Acetylcholinesterase im Fruchtwasser
Synonyme: AChE
Material:
- Fruchtwasser
Probenmenge:
3 mL
Befundrücklauf:
1x/Woche
Standort:
Martinsried
Methode:
- Elektrophorese
Einheit:
kIU/L
Fremduntersuchung
Allgemeine Informationen
Die Acetylcholinesterase (AChE) ist ein Enzym, das physiologischerweise vor allem im fetalen Nervengewebe vorkommt und dort für den Abbau des Neurotransmitters Acetylcholin verantwortlich ist. Im normalen Fruchtwasser ist AChE nicht bzw. nur in vernachlässigbarer Menge nachweisbar. Gelangt fetales Nervengewebe direkt mit dem Fruchtwasser in Kontakt, wie bei offenen Neuralrohrdefekten, tritt AChE in das Fruchtwasser über und kann dort nachgewiesen werden. Die Bestimmung von AChE im Fruchtwasser wird daher als hochspezifischer Marker zur pränatalen Diagnostik offener Neuralrohrdefekte eingesetzt, insbesondere in Kombination mit der Alpha-Fetoprotein-()-Bestimmung.
Indikation
- Abklärung eines erhöhten AFP-Wertes im Fruchtwasser
- Verdacht auf offene Neuralrohrdefekte (z. B. Spina bifida, Anenzephalie)

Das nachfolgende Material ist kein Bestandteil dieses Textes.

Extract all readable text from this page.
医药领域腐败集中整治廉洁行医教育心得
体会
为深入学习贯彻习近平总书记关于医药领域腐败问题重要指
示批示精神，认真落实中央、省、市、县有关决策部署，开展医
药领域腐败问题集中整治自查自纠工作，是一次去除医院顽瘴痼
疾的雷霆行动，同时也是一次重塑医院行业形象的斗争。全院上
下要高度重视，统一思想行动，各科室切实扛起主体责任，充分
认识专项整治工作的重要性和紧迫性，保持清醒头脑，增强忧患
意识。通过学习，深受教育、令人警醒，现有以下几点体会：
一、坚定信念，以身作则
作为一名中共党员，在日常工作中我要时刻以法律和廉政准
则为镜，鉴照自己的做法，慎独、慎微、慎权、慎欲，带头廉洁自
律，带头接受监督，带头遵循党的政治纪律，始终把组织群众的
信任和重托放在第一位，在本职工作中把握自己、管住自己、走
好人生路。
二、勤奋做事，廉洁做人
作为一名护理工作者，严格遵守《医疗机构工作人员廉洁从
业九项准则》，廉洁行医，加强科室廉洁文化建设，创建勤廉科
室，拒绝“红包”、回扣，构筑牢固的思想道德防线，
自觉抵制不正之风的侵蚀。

- Ergänzende Diagnostik bei sonographischem Verdacht auf fetale Fehlbildungen
- Nachweis bzw. Ausschluss offener fetaler Defekte, insbesondere Neuralrohr- und teilweise Bauchwanddefekte
Referenzbereich / Cut-offs
Die Befundung erfolgt überwiegend qualitativ:
Negativ: kein Nachweis von AChE im Fruchtwasser (Normalbefund)
Positiv: Nachweis von AChE im Fruchtwasser (pathologischer Befund)
Störfaktoren
- Kontamination des Fruchtwassers mit fetalem Blut
- Blutbeimengungen durch die Punktion
- Verfärbte (braune oder gelb-braune) Fruchtwasserproben
- Die Interpretation sollte stets zusammen mit AFP-Ergebnis, Schwangerschaftswoche und sonographischem Befund erfolgen.